Figure 3.
Restoring Abbreviated XPC Gene Expression in Patient-Derived Fibroblasts
(A) Scheme for ABE-induced read through of an XPC-associated PTC. (B) Targeted deep-sequencing data showing the A-to-G substitution rate induced by ABEmax treatment at the PTC site in the XPC gene. (C) Expression level of the XPC protein in XPC mutant cells rescued by treatment with ABEs (ABEmax or xABE), compared with the expression level in untreated cells and cells treated with ataluren or gentamicin for 48 h. (D) Cell viability of WT skin fibroblasts (BJ-5ta), XPC mutant cells (GM14867), and XPC mutant cells treated with ABEs (ABEmax or xABE), ataluren, or gentamicin at 3 days after exposure to 254 nm ultraviolet radiation at a dose of 25 J/m2. p values were calculated by one-way ANOVA with post-hoc Bonferroni’s multiple comparison tests (n = 6). p value indicators from a comparison with GM14867 cell viability are shown above each treatment group.

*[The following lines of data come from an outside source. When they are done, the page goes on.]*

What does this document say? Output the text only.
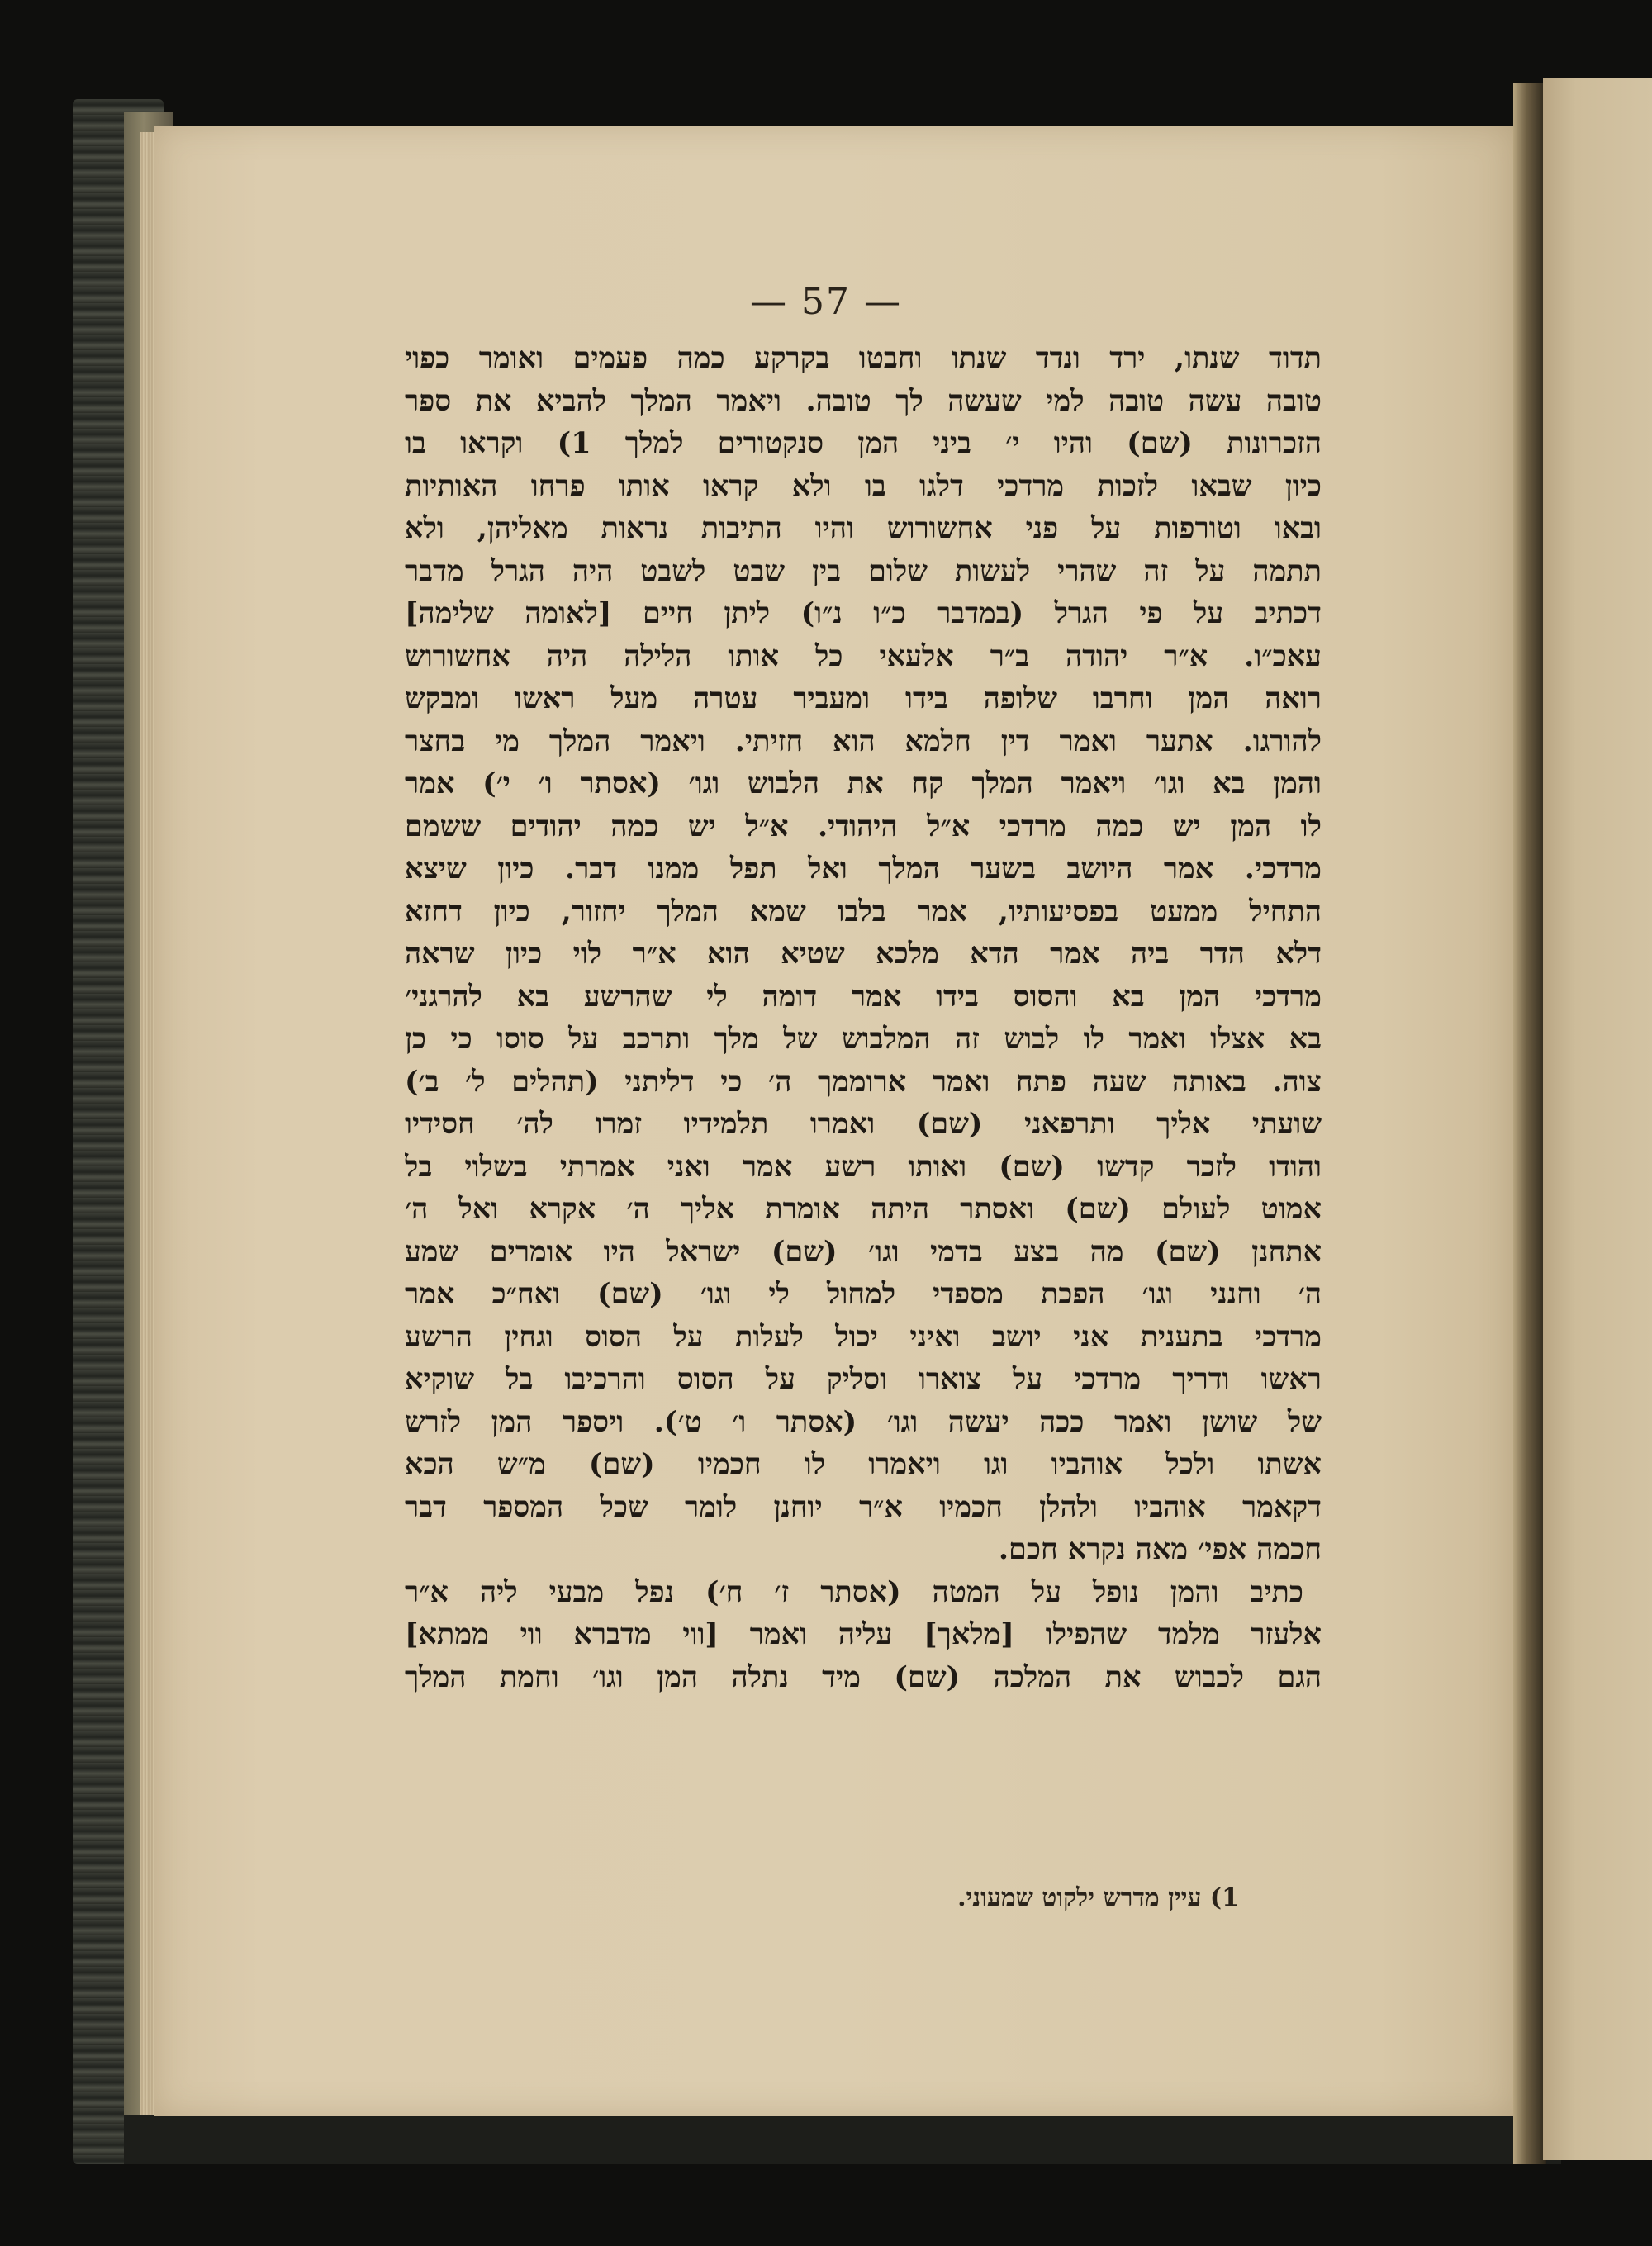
— 57 —
תדוד שנתו, ירד ונדד שנתו וחבטו בקרקע כמה פעמים ואומר כפוי
טובה עשה טובה למי שעשה לך טובה. ויאמר המלך להביא את ספר
הזכרונות (שם) והיו י׳ ביני המן סנקטורים למלך 1) וקראו בו
כיון שבאו לזכות מרדכי דלגו בו ולא קראו אותו פרחו האותיות
ובאו וטורפות על פני אחשורוש והיו התיבות נראות מאליהן, ולא
תתמה על זה שהרי לעשות שלום בין שבט לשבט היה הגרל מדבר
דכתיב על פי הגרל (במדבר כ״ו נ״ו) ליתן חיים [לאומה שלימה]
עאכ״ו. א״ר יהודה ב״ר אלעאי כל אותו הלילה היה אחשורוש
רואה המן וחרבו שלופה בידו ומעביר עטרה מעל ראשו ומבקש
להורגו. אתער ואמר דין חלמא הוא חזיתי. ויאמר המלך מי בחצר
והמן בא וגו׳ ויאמר המלך קח את הלבוש וגו׳ (אסתר ו׳ י׳) אמר
לו המן יש כמה מרדכי א״ל היהודי. א״ל יש כמה יהודים ששמם
מרדכי. אמר היושב בשער המלך ואל תפל ממנו דבר. כיון שיצא
התחיל ממעט בפסיעותיו, אמר בלבו שמא המלך יחזור, כיון דחזא
דלא הדר ביה אמר הדא מלכא שטיא הוא א״ר לוי כיון שראה
מרדכי המן בא והסוס בידו אמר דומה לי שהרשע בא להרגני׳
בא אצלו ואמר לו לבוש זה המלבוש של מלך ותרכב על סוסו כי כן
צוה. באותה שעה פתח ואמר ארוממך ה׳ כי דליתני (תהלים ל׳ ב׳)
שועתי אליך ותרפאני (שם) ואמרו תלמידיו זמרו לה׳ חסידיו
והודו לזכר קדשו (שם) ואותו רשע אמר ואני אמרתי בשלוי בל
אמוט לעולם (שם) ואסתר היתה אומרת אליך ה׳ אקרא ואל ה׳
אתחנן (שם) מה בצע בדמי וגו׳ (שם) ישראל היו אומרים שמע
ה׳ וחנני וגו׳ הפכת מספדי למחול לי וגו׳ (שם) ואח״כ אמר
מרדכי בתענית אני יושב ואיני יכול לעלות על הסוס וגחין הרשע
ראשו ודריך מרדכי על צוארו וסליק על הסוס והרכיבו בל שוקיא
של שושן ואמר ככה יעשה וגו׳ (אסתר ו׳ ט׳). ויספר המן לזרש
אשתו ולכל אוהביו וגו ויאמרו לו חכמיו (שם) מ״ש הכא
דקאמר אוהביו ולהלן חכמיו א״ר יוחנן לומר שכל המספר דבר
חכמה אפי׳ מאה נקרא חכם.
כתיב והמן נופל על המטה (אסתר ז׳ ח׳) נפל מבעי ליה א״ר
אלעזר מלמד שהפילו [מלאך] עליה ואמר [ווי מדברא ווי ממתא]
הגם לכבוש את המלכה (שם) מיד נתלה המן וגו׳ וחמת המלך
1) עיין מדרש ילקוט שמעוני.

NS, not significant (p > 0.05); *p < 0.05; ***p < 0.001. (E) Prolonged expression of the XPC protein after CRISPR-pass treatment. Significant and stable XPC protein expression was observed until at least 4 weeks after ABEmax treatment. However, XPC protein expression declined after removal of ataluren and gentamycin. Proteins were also prepared from ABEmax-treated XPC mutant cells at 2 and 4 weeks (subculturing twice per week) for comparison. Blue and red arrowheads indicate the positions of XPC protein.